Step 7 : Covering the Greenhouse
Once the roof line was completed it was time to cover. We decided to use a twin wall polycarbonate called Polygal. The twinwall material has internal air channels, providing for good thermal insulation and light transmission qualities. Like most coverings sold for greenhouse use, it is available in four foot widths and fit the arch spacing of our greenhouse with minimal trimming.
We had to trim about 3/4 inch off the sheet widths to compensate for the aluminum pieces used to attach them to our frame. The plastic sheets were easily cut using a jigsaw with Bosch U234X3 "Progressor" saw blades. It is important to cut the polycarbonate sheets without damage and we found this particular saw blade cut the sheets with excellent results.
Before
each plastic sheet was fastened, we applied a metal tape along the top edge and
a mesh tape along the bottom. The aluminum tape at the top of each
piece is used to prevent water from getting into the channels inside the plastic
walls. The mesh tape at the bottom allows moisture to
escape out the bottom and stops spiders or insects from crawling up
into the plastic walls.

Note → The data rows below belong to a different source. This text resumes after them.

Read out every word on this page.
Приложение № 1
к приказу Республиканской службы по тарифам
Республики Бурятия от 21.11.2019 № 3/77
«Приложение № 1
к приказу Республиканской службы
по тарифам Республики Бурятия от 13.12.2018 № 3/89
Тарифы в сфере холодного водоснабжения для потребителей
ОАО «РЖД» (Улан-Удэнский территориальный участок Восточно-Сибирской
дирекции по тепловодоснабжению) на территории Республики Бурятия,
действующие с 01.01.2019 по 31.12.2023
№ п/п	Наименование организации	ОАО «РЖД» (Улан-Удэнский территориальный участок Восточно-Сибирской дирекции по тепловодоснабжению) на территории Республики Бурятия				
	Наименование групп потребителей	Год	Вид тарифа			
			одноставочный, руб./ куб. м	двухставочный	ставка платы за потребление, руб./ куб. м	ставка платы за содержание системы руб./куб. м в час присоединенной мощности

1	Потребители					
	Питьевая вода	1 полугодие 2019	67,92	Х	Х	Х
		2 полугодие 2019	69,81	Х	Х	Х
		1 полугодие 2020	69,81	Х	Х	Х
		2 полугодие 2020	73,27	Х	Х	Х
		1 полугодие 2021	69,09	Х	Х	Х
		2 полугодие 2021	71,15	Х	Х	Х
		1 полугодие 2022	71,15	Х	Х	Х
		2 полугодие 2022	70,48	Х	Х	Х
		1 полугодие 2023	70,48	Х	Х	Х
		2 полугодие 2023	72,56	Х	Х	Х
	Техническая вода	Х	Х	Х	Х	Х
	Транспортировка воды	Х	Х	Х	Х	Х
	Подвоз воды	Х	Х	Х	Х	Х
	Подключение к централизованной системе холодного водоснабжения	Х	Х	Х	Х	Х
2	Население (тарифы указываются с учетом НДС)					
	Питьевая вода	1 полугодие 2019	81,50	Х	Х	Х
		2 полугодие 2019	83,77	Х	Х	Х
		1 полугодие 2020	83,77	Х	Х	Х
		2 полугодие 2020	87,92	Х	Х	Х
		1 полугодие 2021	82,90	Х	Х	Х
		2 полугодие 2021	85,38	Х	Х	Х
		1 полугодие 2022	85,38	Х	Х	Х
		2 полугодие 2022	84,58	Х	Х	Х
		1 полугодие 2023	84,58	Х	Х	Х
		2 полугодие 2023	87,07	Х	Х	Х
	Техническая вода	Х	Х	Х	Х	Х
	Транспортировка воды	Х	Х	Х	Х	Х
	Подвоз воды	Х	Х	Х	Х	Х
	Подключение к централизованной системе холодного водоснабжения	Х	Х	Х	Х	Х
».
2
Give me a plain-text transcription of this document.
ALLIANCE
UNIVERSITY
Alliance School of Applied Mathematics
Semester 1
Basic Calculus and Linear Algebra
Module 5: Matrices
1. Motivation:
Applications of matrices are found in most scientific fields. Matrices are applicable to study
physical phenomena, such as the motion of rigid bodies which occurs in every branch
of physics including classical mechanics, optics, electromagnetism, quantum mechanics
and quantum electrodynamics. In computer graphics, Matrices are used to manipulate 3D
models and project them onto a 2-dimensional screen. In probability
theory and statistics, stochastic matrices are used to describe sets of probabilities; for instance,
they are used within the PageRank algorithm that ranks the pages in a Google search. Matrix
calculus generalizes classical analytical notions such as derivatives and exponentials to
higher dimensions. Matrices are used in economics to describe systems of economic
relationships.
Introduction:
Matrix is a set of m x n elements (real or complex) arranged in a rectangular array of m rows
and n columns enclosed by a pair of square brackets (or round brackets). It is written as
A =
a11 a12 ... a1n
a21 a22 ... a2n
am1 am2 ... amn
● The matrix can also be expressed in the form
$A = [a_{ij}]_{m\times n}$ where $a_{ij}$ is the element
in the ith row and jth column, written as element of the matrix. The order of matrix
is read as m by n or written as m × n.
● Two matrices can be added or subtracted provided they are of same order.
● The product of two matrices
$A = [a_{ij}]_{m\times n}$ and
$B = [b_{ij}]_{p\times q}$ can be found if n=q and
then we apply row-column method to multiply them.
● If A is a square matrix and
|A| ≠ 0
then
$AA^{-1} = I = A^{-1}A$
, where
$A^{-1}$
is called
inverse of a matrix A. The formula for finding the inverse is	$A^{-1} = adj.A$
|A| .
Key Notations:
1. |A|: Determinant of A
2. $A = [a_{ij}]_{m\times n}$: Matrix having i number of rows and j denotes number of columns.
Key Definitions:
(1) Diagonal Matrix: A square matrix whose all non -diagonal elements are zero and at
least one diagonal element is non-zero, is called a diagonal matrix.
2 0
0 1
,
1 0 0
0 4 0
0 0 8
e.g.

Self drilling wood screws were used to hold the
plastic to the wooden frame. The plastic was pre-drilled at these
locations, and a special self sealing gasket washer was used under the screw head to seal the hole from rain and snow.
The toughest part of the plastic construction for us was getting the sheets up on to the arches. Because they are 12 feet long, it took quite a bit of work to push each sheet up into the top extrusion, while also pushing it sideways into the extrusion along the arch. To ensure the plastic sheets were slid up into the aluminum at the top, we drew a line across them about 3/4 inch down from the top edge. Without this line it was difficult to be sure we had them pushed up into the aluminum bracket at the top of the greenhouse. With the line drawn across the top, however, we were then able to make sure that the plastic was pushed up into the top as far as possible. We also found that it easier to get the plastic up if we only screwed down the aluminum on the top half of each arch. If they were bent down beforehand, it would be too difficult to push the plastic into place. It was much easier to get the plastic into the aluminum tracks before we bent them down on to the arches.
Attaching
the plastic to our frame was not a difficult task, but was much more challenging
than we expected. There were other problems encountered as we
worked, but eventually we became much better at the job. The biggest mistake we made, however, was not
realizing that spacers must be used on the inside to hold the plastic sheets away
from the horizontal
purlins. Because we attached the plastic directly onto
the wood frame, any condensation inside the greenhouse was not able to run down
the walls. We eventually discovered that the condensation inside our greenhouse would run down the wall until
it hit the purlins, and then drip down onto our orchids. We needed
to unscrew the plastic sheets in order to slide a special foam
spacer between the plastic and our wood purlins. These spacers now keep the sheets away from the wood framing,
allowing the
moisture to run down the plastic without dripping onto the plants below.